Overview
Microsoft Phi-2: A Small Yet Capable Language Model
Phi-2 is a 2.7 billion parameter Transformer model developed by Microsoft, building upon the data sources of Phi-1.5 and augmented with new synthetic NLP texts and filtered web data. It achieves impressive performance in benchmarks for common sense, language understanding, and logical reasoning, rivaling larger models (under 13 billion parameters).
Key Characteristics & Optimizations
- Compact Size: At 2.7 billion parameters, Phi-2 offers strong capabilities in a smaller footprint.
- Research Focus: Released as an open-source model to facilitate research into critical safety challenges like toxicity reduction, bias understanding, and controllability.
- DirectML Optimization: The
microsoft/phi-2-pytdmlversion includes specific optimizations for enhanced DirectML (DML) performance, featuring simplified implementation and operator fusions (apply_rotary_position_emb,multi_head_attention,mlp_phi2) to accelerate inference. - Training Data: Trained on 1.4 trillion tokens from a 250 billion token dataset, combining synthetic NLP data and filtered web content.
Intended Uses
Phi-2 is best suited for specific interaction formats:
- Question Answering (QA): Effective for standalone questions or structured QA prompts.
- Chat: Capable of engaging in multi-turn conversational exchanges.

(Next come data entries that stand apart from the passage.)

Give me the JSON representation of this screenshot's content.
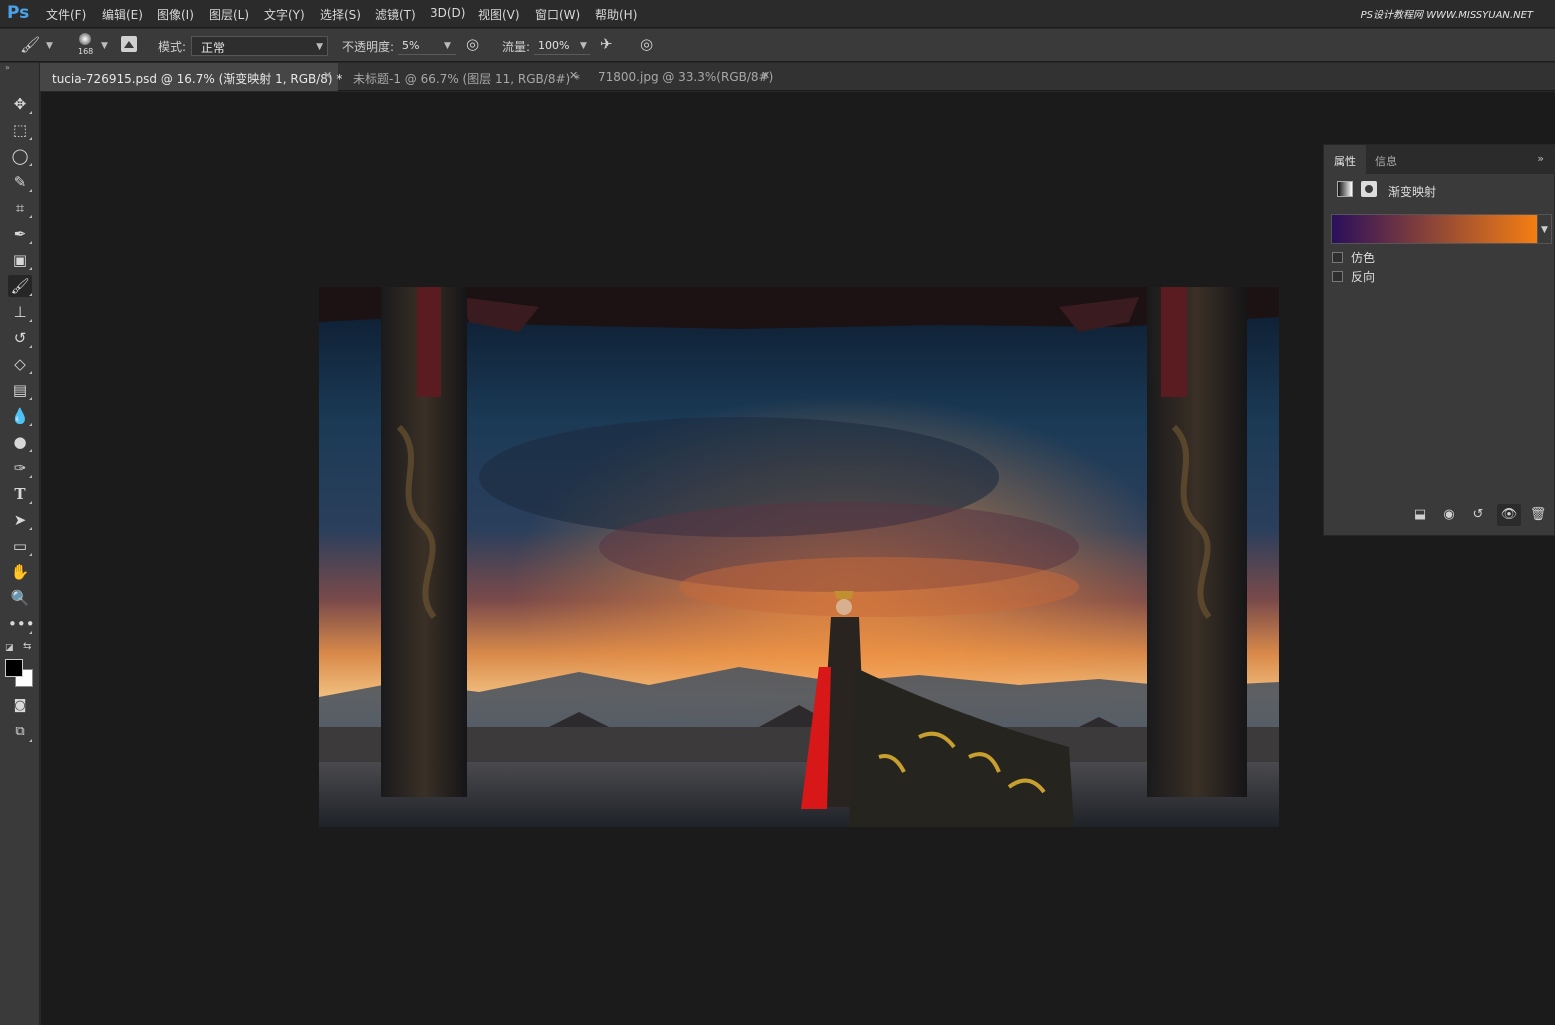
{
  "app": {
    "logo": "Ps"
  },
  "menu": [
    "文件(F)",
    "编辑(E)",
    "图像(I)",
    "图层(L)",
    "文字(Y)",
    "选择(S)",
    "滤镜(T)",
    "3D(D)",
    "视图(V)",
    "窗口(W)",
    "帮助(H)"
  ],
  "watermark": "PS设计教程网  WWW.MISSYUAN.NET",
  "options": {
    "brush_size": "168",
    "mode_label": "模式:",
    "mode_value": "正常",
    "opacity_label": "不透明度:",
    "opacity_value": "5%",
    "flow_label": "流量:",
    "flow_value": "100%"
  },
  "tabs": [
    {
      "label": "tucia-726915.psd @ 16.7% (渐变映射 1, RGB/8) *",
      "active": true
    },
    {
      "label": "未标题-1 @ 66.7% (图层 11, RGB/8#) *",
      "active": false
    },
    {
      "label": "71800.jpg @ 33.3%(RGB/8#)",
      "active": false
    }
  ],
  "toolbar": {
    "tools": [
      "move-tool",
      "marquee-tool",
      "lasso-tool",
      "quick-selection-tool",
      "crop-tool",
      "eyedropper-tool",
      "frame-tool",
      "brush-tool",
      "stamp-tool",
      "history-brush-tool",
      "eraser-tool",
      "gradient-tool",
      "blur-tool",
      "dodge-tool",
      "pen-tool",
      "type-tool",
      "path-selection-tool",
      "rectangle-tool",
      "hand-tool",
      "zoom-tool",
      "more-tools"
    ],
    "active_tool": "brush-tool",
    "foreground_color": "#000000",
    "background_color": "#ffffff"
  },
  "properties": {
    "tab_active": "属性",
    "tab_other": "信息",
    "adjustment_name": "渐变映射",
    "gradient_colors": [
      "#2a0f5c",
      "#f47e12"
    ],
    "checkbox_dither": "仿色",
    "checkbox_reverse": "反向",
    "dither_checked": false,
    "reverse_checked": false
  }
}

- Code Generation: Excels at generating code, particularly in Python, with common packages.
Limitations
Users should be aware that Phi-2 is a base model and has not undergone instruction fine-tuning or reinforcement learning from human feedback. Consequently, it may:
- Generate inaccurate code and facts.
- Struggle with intricate or nuanced instructions.
- Exhibit societal biases and potentially produce harmful content if explicitly prompted.
- Primarily understand standard English and may be verbose due to its textbook-like training data.